If you’re looking for a good vitamin C supplement, try our ATH Vitamin C with Bioflavonoids + Rose Hips.
It’s more than just Vitamin C. The added bioflavonoids and Rose Hips provide an extra dose of potent antioxidants.
Vitamin D is an essential fat-soluble vitamin that the body produces when exposed to sunlight.
Responsible for regulating:
- Calcium and Phosphorus Absorption
- Signal Processing
- Hormone Protein Synthesis
- and Inflammatory Responses
...Vitamin D can help athletes reduce inflammation from exercise and training, especially athletes who train indoors or are located in areas with limited sunlight.
Here's how Vitamin D works, it reduces inflammation by inhibiting these pro-inflammatory cytokines:
- Interleukin 6
- Tumor necrosis factor 6
Pro Tip: Add vitamin d to your lineup to protect against inflammation, especially if you are an indoor or winter athlete that has limited access to natural sunlight.
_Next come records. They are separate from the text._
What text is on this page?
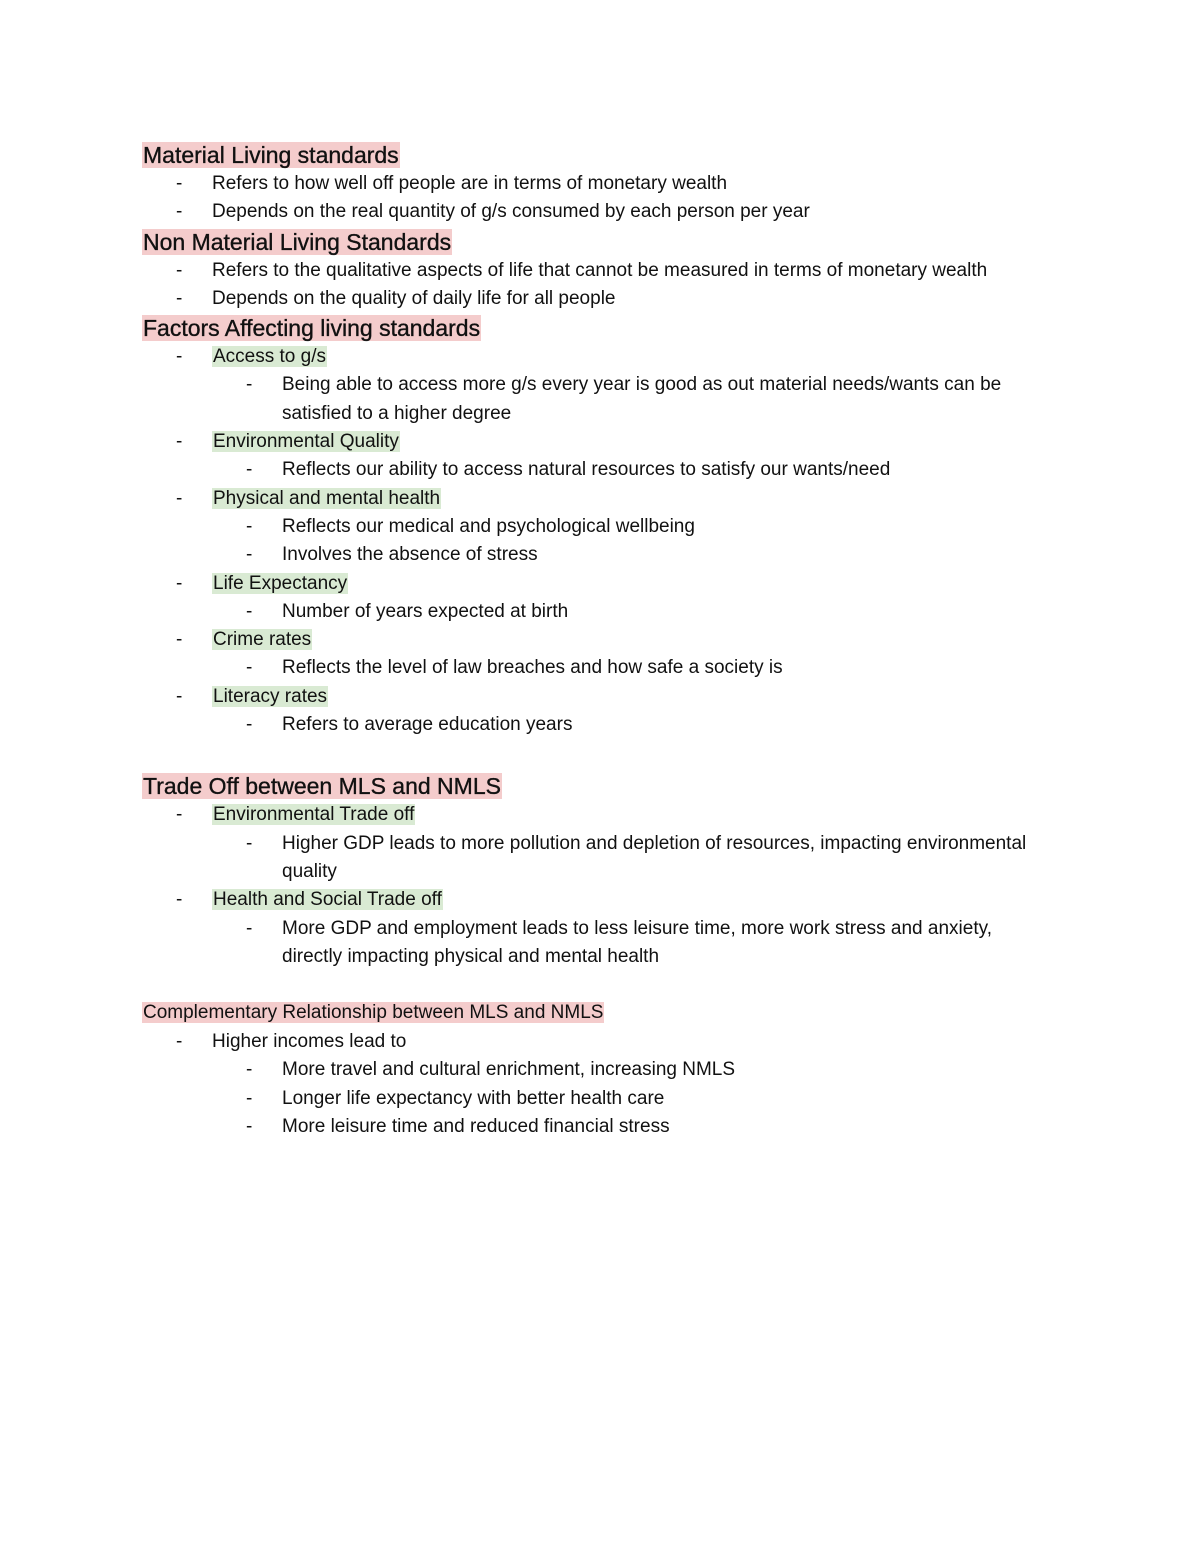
Material Living standards
- Refers to how well off people are in terms of monetary wealth
- Depends on the real quantity of g/s consumed by each person per year
Non Material Living Standards
- Refers to the qualitative aspects of life that cannot be measured in terms of monetary wealth
- Depends on the quality of daily life for all people
Factors Affecting living standards
- Access to g/s
- Being able to access more g/s every year is good as out material needs/wants can be satisfied to a higher degree
- Environmental Quality
- Reflects our ability to access natural resources to satisfy our wants/need
- Physical and mental health
- Reflects our medical and psychological wellbeing
- Involves the absence of stress
- Life Expectancy
- Number of years expected at birth
- Crime rates
- Reflects the level of law breaches and how safe a society is
- Literacy rates
- Refers to average education years
Trade Off between MLS and NMLS
- Environmental Trade off
- Higher GDP leads to more pollution and depletion of resources, impacting environmental quality
- Health and Social Trade off
- More GDP and employment leads to less leisure time, more work stress and anxiety, directly impacting physical and mental health
Complementary Relationship between MLS and NMLS
- Higher incomes lead to
- More travel and cultural enrichment, increasing NMLS
- Longer life expectancy with better health care
- More leisure time and reduced financial stress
Krill oil contains essential fatty acids that are known to provide anti-inflammatory functions to help reduce inflammation and improve joint pain.
More effective than other marine omega-3 sources, Krill oil contains astaxanthin, the pigment that gives krill its bright pinkish-orange color, which has beneficial anti-inflammatory and antioxidant properties.
Studies have shown that Krill Oil:
- Reduces the production of inflammation
- 1,000mg of Krill Oil a day, helped people with higher blood fat levels, reduce inflammation and pain.
Lastly, Krill oil will always be superior to fish oil, because it is sourced from the pristine waters of the Southern Hemisphere, which ensures less potential of toxins and contamination.
If you're an athlete, inflammation (short-lived, not chronic) is bound to happen.
Use these vitamins and supplements to your benefit:
- Vitamin A
- B Vitamins
- Vitamin C
- Vitamin D
- Krill Oil
Whether you're a runner, a wrestler, a martial artist...inflammation is normal after training, but there are ways to minimize it so that you can recover better for your next session.